Transmission #3

Hello, old friend.

I'm still here.

Writing brings out the softer side of me, and for a while I didn't feel like going there. In a world such as this – in a time such as this – I needed to focus on my strengths. But this time of year always makes me feel wistful (perhaps the cool weather cools my temper as well) and I feel safe enough to reveal my soft belly here again.

It is a soft day here on the farm. At dawn, the sun pinkened the sky, blurring the edges of the horizon and blending it into the vast indigo field of stars.

A brisk-yet-refreshing mist has settled into the hills, tucked down in the valleys and peeking over the horizons. During a few morning chores, I was engulfed in it, barely able to see the ancient black barn hiding in the lower field. The twin maple trees are wearing their autumn gold, while others such as the black walnuts are already stark silhouettes ready for the dark time of the year.

A new plague is wiping out the local White-tailed Deer population, producing tiny bespeckled orphans that venture into my yard from time to time.
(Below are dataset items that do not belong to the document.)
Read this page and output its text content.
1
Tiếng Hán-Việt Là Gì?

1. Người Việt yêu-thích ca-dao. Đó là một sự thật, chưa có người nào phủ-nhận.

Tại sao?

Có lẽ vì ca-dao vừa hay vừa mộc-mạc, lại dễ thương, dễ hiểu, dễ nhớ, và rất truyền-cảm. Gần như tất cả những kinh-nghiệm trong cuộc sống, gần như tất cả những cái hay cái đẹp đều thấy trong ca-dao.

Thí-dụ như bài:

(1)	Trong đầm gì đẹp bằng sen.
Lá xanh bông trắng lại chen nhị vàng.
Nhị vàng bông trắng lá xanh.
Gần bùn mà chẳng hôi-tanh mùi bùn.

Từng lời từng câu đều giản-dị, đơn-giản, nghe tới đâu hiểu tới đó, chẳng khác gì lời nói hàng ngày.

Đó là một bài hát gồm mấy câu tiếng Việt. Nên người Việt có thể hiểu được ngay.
My heart breaks for these lonely souls; most are born as twins so not only have they lost a mother, but half of themselves as well. Even though I have (most of) the creature comforts in life, I feel a kindredness with them. I understand the deepness of feeling completely alone in the world.

Lately, I have been trying to connect with my fellow Homo Sapiens. This has yielded… unsatisfactory results. Downtrodden by the cruelty and indifference, I suppose I'm writing to you simply because I have no one else to talk to.

Recently, I set my sights on befriending a Spotted Orbweaver who has taken up residence on my front porch. Also known as a Barn Spider, I have (of course) named her Charlotte, since she is the same species as the eponymous character in the beloved children's book. Soon, I plan on making a pilgrimage to my favorite hickory tree to forage a few fallen nuts. I'll keep the unmarred ones, then offer her the weevils as a pledge of friendship. (Unfortunately, I made the mistake of sharing this plan with another member of my species, and scared them quite away.)

But licking my wounds will have to wait; time stops for nothing and no one when you live on a farm (even an abandoned one.) Hopefully, the warm sun will lift my mood as it has lifted the mist, and I will bring you happier tidings in my next transmission.